We’re on a long descent, down from the altitudinous watershed, slipping down through a series of bio-spheres, finding plants that look vaguely familiar. Antecedents to many in a garden centre’s flowering display. When a roadside signage claims our attention. An eye can be easily attuned to pick out from the surrounding melange of information, that which it wants to find. I can spot the word: ‘camping’ or the associated triangular icon at any distance. Then I notice the converted rail carriage that would grace any spaghetti western, the array of wind turbines and photo-voltaics, the artistic adobo walls and the general aura of ‘alternative’.

Alex, Andrea and their family moved up to this apparent sterility of desert over twenty years ago, at a time when being different was taken to be a form of dementia. They tell the tale of the visit by the then British ambassador who came with an offer of photo-voltaics for each household. They were the only ones to put their hands up, the rest just wanted the cash hand-out.

He’s the beachcombing sculptor artist as well as the local air traffic controller or at least a radio amateur with a scraped out landing strip. She, the enthusiast for education, both for her own family and for a nation. When we meet, she’s busy plant-naming and creating a trail through their back country. For in the afternoon members from Tarapaca University are due to arrive for a field visit. We tack along behind. If ever there was good reason to be using botanical names, and given our primitive Spanish, it is today. Now we have some names for the flora that edge the road verge and hillsides. There amongst those scientific nomenclature is another small gem. The Bromeliads, the air plants, non parasitic growths that can colonise other shrubs and trees but also telegraph wires. This particular specimen goes by the name ‘clava’, the nail. Both a physical description as well as an apt requirement for tethering to a surface, given this wind scoured place.

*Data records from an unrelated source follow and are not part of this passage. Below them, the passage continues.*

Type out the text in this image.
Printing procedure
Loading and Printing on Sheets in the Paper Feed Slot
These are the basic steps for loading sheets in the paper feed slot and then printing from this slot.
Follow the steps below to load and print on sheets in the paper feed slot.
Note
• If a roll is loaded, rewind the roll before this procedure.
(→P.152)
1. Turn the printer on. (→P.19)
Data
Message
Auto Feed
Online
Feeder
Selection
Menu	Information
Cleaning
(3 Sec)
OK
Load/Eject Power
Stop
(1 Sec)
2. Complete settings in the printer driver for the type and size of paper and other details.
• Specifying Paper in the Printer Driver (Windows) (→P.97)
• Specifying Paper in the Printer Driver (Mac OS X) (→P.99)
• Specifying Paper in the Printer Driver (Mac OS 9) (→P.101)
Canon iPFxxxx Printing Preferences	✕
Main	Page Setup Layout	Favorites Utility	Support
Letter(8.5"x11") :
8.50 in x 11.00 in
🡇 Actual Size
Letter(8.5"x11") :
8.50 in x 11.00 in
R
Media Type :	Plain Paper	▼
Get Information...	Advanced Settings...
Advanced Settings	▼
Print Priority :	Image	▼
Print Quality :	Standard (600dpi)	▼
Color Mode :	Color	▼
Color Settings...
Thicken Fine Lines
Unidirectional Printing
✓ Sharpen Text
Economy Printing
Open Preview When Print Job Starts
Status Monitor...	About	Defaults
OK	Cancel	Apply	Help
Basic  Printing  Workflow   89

That icon for a tent, wasn’t quite what we had expected. Chilean camping is on occasions different. More akin to an African Safari tent. A row of ex-army metal bunk beds, a stack of box folded blankets, all under a construct of scaffold poles and heavy canvas. Only and sadly on this occasion a storm had passed through recently, shredding the accommodation to tatters. They both feel that it’s another manifestation of a changing climate, one that they’re seeing in various ways, with each successive season. We end up pitching in the lee of their shade clothed garden, under the constant chatter of the whirring wind generator, a noise that must spell free savings in this hard tack environment. The conversation turning to the iniquities of politicians and international corporations, and in particular, the mine companies and their own national government. They have their axes to grind, and even if only half that we’re told be factually true, then I can understand their frustrations. They’re showing a way, but not many are ready to follow. Today they are still different, still considered ‘loco’.

Yet there is a real feel of adventure, of hope of achievement. It’s a privilege to be a witness for a few moments to another’s living dream.

 

Advert to the Universe.

WANTED…..COMPETENT COMPOSER….

To compose a new auto alarm tune to replace the world dominating ten-part disharmony that pollutes the globe. This is a unique commission that will give maximum exposure for a new and emergent composer. You’re globalised creation has the potential for exessive sales, and yet to be ignored by every law enforcement officer and civilian by-stander from Nome, Alaska to Ushuaia, Argentina.

Entrants should sent their initial manuscripts to The Muzak Corp. Planet Zog, and marked for the attention of ‘ The Irritating and Superfluous Noise Dept’. ref. Planet Earth. Org.

Remuneration will be by direct payment based on a total sales basis and in our usual choice of currencies. Wire Coat Hangers (Wch) or Road Traffic Cones (Rtc).